Evangelio según San Mateo 9,9-13.
Mientras Jesús estaba comiendo en la casa, acudieron muchos publicanos y pecadores, y se sentaron a comer con él y sus discípulos.
Al ver esto, los fariseos dijeron a los discípulos: “¿Por qué su Maestro come con publicanos y pecadores?”.
Jesús, que había oído, respondió: “No son los sanos los que tienen necesidad del médico, sino los enfermos.
Vayan y aprendan qué significa: Yo quiero misericordia y no sacrificios. Porque yo no he venido a llamar a los justos, sino a los pecadores”.
Comentario
¡Qué tiene la mirada de Jesucristo que cambia radicalmente el corazón, lo transforma, lo sana!
Jesús atraviesa las callejuelas de Cafarnaúm y va decidido al lugar donde trabaja Leví, el publicano, el recaudador de impuestos para los romanos, el odiado por sus propios conciudadanos, el despreciado, el traidor.

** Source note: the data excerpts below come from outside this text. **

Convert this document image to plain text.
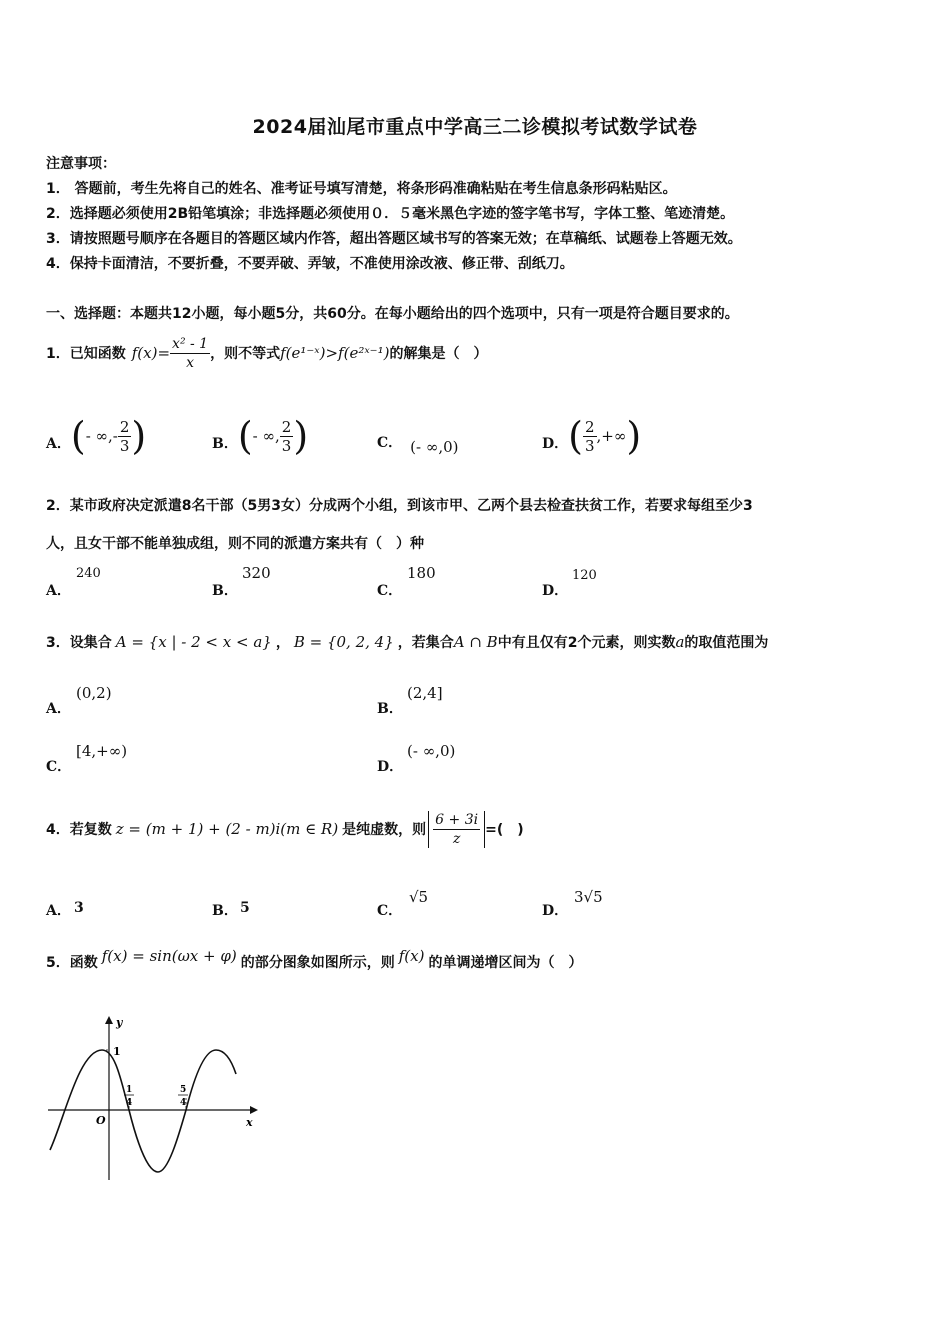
2024届汕尾市重点中学高三二诊模拟考试数学试卷
注意事项：
1． 答题前，考生先将自己的姓名、准考证号填写清楚，将条形码准确粘贴在考生信息条形码粘贴区。
2．选择题必须使用2B铅笔填涂；非选择题必须使用０．５毫米黑色字迹的签字笔书写，字体工整、笔迹清楚。
3．请按照题号顺序在各题目的答题区域内作答，超出答题区域书写的答案无效；在草稿纸、试题卷上答题无效。
4．保持卡面清洁，不要折叠，不要弄破、弄皱，不准使用涂改液、修正带、刮纸刀。
一、选择题：本题共12小题，每小题5分，共60分。在每小题给出的四个选项中，只有一项是符合题目要求的。
1．已知函数 $f(x)= \frac{\text{x² - 1}}{x}$ ，则不等式 f(e¹⁻ˣ)>f(e²ˣ⁻¹) 的解集是（　）
A． ( - ∞,- $\frac{2}{3}$ )	B． ( - ∞, $\frac{2}{3}$ )	C． (- ∞,0)	D． ( $\frac{2}{3}$ ,+∞ )
2．某市政府决定派遣8名干部（5男3女）分成两个小组，到该市甲、乙两个县去检查扶贫工作，若要求每组至少3
人，且女干部不能单独成组，则不同的派遣方案共有（　）种
A．
240
B．
320
C．
180
D．
120
3．设集合 A = {x | - 2 < x < a} ， B = {0, 2, 4} ，若集合 A ∩ B 中有且仅有2个元素，则实数 a 的取值范围为
A．
(0,2)
B．
(2,4]
C．
[4,+∞)
D．
(- ∞,0)
4．若复数 z = (m + 1) + (2 - m)i(m ∈ R) 是纯虚数，则 $\frac{6 + 3i}{z}$ =(　)
A． 3	B． 5	C．
√5
D．
3√5
5．函数 f(x) = sin(ωx + φ) 的部分图象如图所示，则 f(x) 的单调递增区间为（　）
y
x
O
1
1
4
5
4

Se detiene, no tiene prisa, y le mira.
Con esos ojos misericordiosos, como nadie le había mirado antes.
Y le abrió el corazón, lo hizo libre, lo sanó, lo llenó de esperanzas.
En esos ojos Leví vio la mirada de Dios que ve más allá de lo que ven nuestros ojos.
Más allá de las apariencias, de nuestros pecados, de nuestros fracasos, de nuestra indignidad.
En Leví, Jesús ve a Mateo.
Ve su historia de amor, de servicio, de entrega, de fidelidad, de felicidad.
También hoy, cada día, Jesús quiere fijar su mirada en nosotros.
“Es la espera de Dios, que ama a los hombres, que nos busca, que nos quiere tal como somos —limitados, egoístas, inconstantes—, pero con la capacidad de descubrir su infinito cariño y de entregarnos a El enteramente” (San Josemaría, Es Cristo que pasa, n. 151).
Nosotros, que estamos también sentados en nuestro banco, buscando ser felices a nuestra manera, acumulando tiempo y bienes para nosotros mismos, incapaces de darnos a los demás, cansados de que pasen los días sin atrevernos a arriesgar.
El encuentro de Jesús con Mateo nos interpela y demanda nuestra confianza: si Jesús pudo transformar a un recaudador en un servidor, a un traidor en su amigo íntimo, también puede transformarnos a nosotros, pecadores, en hijos de Dios, en sus amigos íntimos.
Para ello debemos hacer como Mateo: sentirnos en peligro, enfermos, necesitados de esa mirada que infunde esperanza porque ve en cada uno, pecadores, al hombre soñado por Dios.